Act are as follows: – 

  1. District Forum – Rs. 20 lakhs to Rs. 1 crore.
  2. State Commission – Rs. 1 crore to Rs. 10 crores.
  3. National Commission – above Rs. 10 crores which earlier was above Rs. 1 crore under the Old Act.
  • Renaming the District Forum: The erstwhile District Consumer Disputes Redressal Forum (“DCDRF”) has been renamed as District Consumer Disputes Redressal Commission (‘DCDRC’/’District Commission’).

 

  • Pre-deposit for filing of appeals: In case of Appeals, the Party against whom any amount is ordered by the District Commission is now under the New Act, required to deposit 50% of the amount ordered by the District Commission, before filing an appeal before the State Commission/State Consumer Disputes Redressal Commission (“SCDRC”). Earlier, the ceiling for the pre-deposit amount for filing appeals was a maximum of Rs. 25,000/-, which has now been removed.

 

  • Revision of limitation period: The limitation period for filing of appeals to the State Commission from an order of District Commission/DCDRC has been increased from 30 days to 45 days. However, the power to condone the delay has been retained.

 

  • Alternate Dispute Resolution (ADR): ADR has been introduced for the speedy resolution of matters with the Parties now being allowed to settle the disputes through mediation.

 

  • Revision in sitting members: The SCDRC shall now have a minimum of 1 President and 4 Members.

 

  • Second Appeal to NCDRC: There is now a provision for a Second Appeal to the NCDRC, in the event where there is a substantial question of law involved.

 

  • Power of review: The NCDRC, SCDRC, and DCDRC can still exercise their powers of Review which have been conferred to them under the New Act.

 

  • Power to hear the appeals against the orders of the Central Authority: The NCDRC is empowered to hear appeals against orders of the Central Authority.

 

  • Powers regarding administrative control: The New Act provides for administrative control of the SCDRC over the DCDRC and that of the NCDRC over the SCDRC. It also provides for an investigation into any allegations against the President and members of a particular SCDRC / DCDRC. The provision also provides for submission of an inquiry report to the State Government concerned along with a copy to the Central Government for their needful action.

 

  • Action for product liability: An action for product liability may now be brought by a Complainant against a product manufacturer or a product service provider or a product seller, as the case may be, for any harm caused to him on account of a defective product.

 

  • Liabilities of Celebrities: Celebrities are no longer immune for the products/ brands they endorse as now they can be held accountable in case misleading advertisements featuring them make vague claims.

 

IMPLICATIONS ON THE E-COMMERCE SECTOR 

E-commerce giants like Amazon and Flipkart ruling the Indian consumer segment over the past few years shall be directly impacted as they have been brought directly under the domain of the New Act. Further, Telemarketing and multilevel marketing have also been brought under the ambit of the law. 

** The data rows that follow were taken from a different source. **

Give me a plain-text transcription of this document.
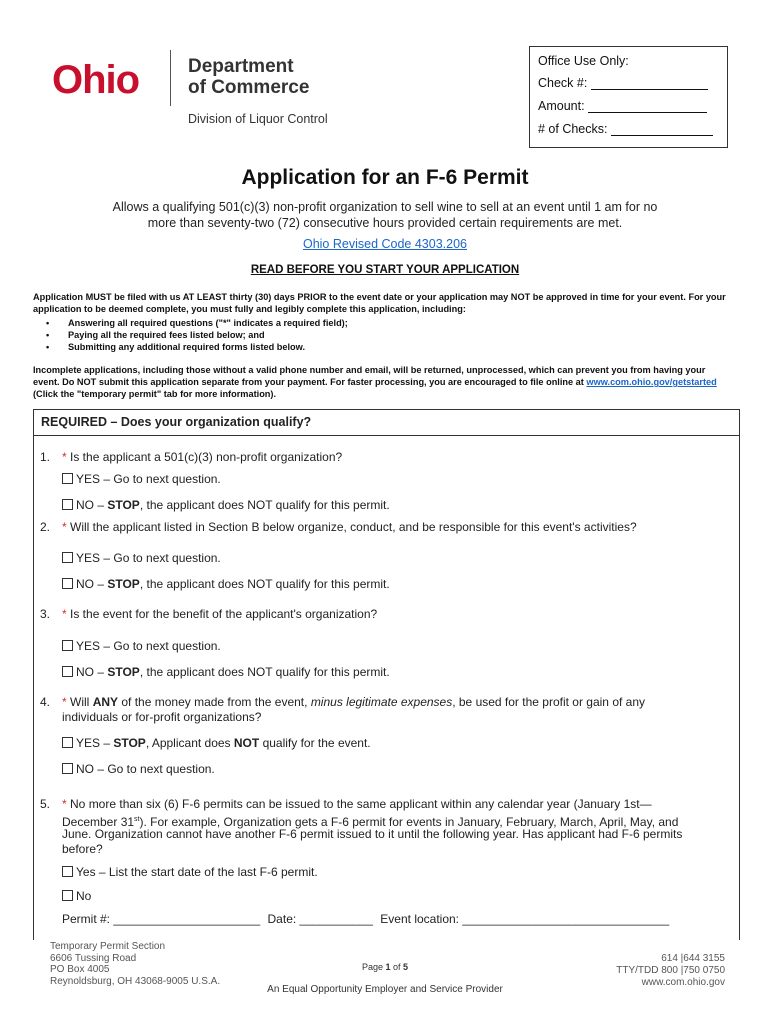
Ohio	Department
of Commerce
Division of Liquor Control
Office Use Only:
Check #:
Amount:
# of Checks:
Application for an F-6 Permit
Allows a qualifying 501(c)(3) non-profit organization to sell wine to sell at an event until 1 am for no more than seventy-two (72) consecutive hours provided certain requirements are met.
Ohio Revised Code 4303.206
READ BEFORE YOU START YOUR APPLICATION
Application MUST be filed with us AT LEAST thirty (30) days PRIOR to the event date or your application may NOT be approved in time for your event. For your application to be deemed complete, you must fully and legibly complete this application, including:
• Answering all required questions ("*" indicates a required field);
• Paying all the required fees listed below; and
• Submitting any additional required forms listed below.
Incomplete applications, including those without a valid phone number and email, will be returned, unprocessed, which can prevent you from having your event. Do NOT submit this application separate from your payment. For faster processing, you are encouraged to file online at www.com.ohio.gov/getstarted (Click the "temporary permit" tab for more information).
REQUIRED – Does your organization qualify?
1. * Is the applicant a 501(c)(3) non-profit organization?
YES – Go to next question.
NO – STOP, the applicant does NOT qualify for this permit.
2. * Will the applicant listed in Section B below organize, conduct, and be responsible for this event's activities?
YES – Go to next question.
NO – STOP, the applicant does NOT qualify for this permit.
3. * Is the event for the benefit of the applicant's organization?
YES – Go to next question.
NO – STOP, the applicant does NOT qualify for this permit.
4. * Will ANY of the money made from the event, minus legitimate expenses, be used for the profit or gain of any
individuals or for-profit organizations?
YES – STOP, Applicant does NOT qualify for the event.
NO – Go to next question.
5. * No more than six (6) F-6 permits can be issued to the same applicant within any calendar year (January 1st—
December 31st). For example, Organization gets a F-6 permit for events in January, February, March, April, May, and
June. Organization cannot have another F-6 permit issued to it until the following year. Has applicant had F-6 permits
before?
Yes – List the start date of the last F-6 permit.
No
Permit #: ______________________ Date: ___________ Event location: _______________________________
Temporary Permit Section
6606 Tussing Road
PO Box 4005
Reynoldsburg, OH 43068-9005 U.S.A.
Page 1 of 5
An Equal Opportunity Employer and Service Provider
614 |644 3155
TTY/TDD 800 |750 0750
www.com.ohio.gov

Further, the e-commerce industry might see a rise in litigation in the New Act, as it allows the consumers to file complaints from the place where they reside or work for gain and the consumers also have the legal recourse to file class-action suits under the New Act.

CONCLUSION

The New Act is a step in the right direction and is a welcome move from the three-decade Old Act. With greater powers given to the consumers now, the consumer-driven companies will have to give paramount importance to quality control and customer service to avoid litigations and consequent bad publicity. The growth of the E-commerce sector, also demands a system of checks and now with New Act being notified, the E-commerce sector will be forced to grow responsibly keeping the interest of the consumers in mind.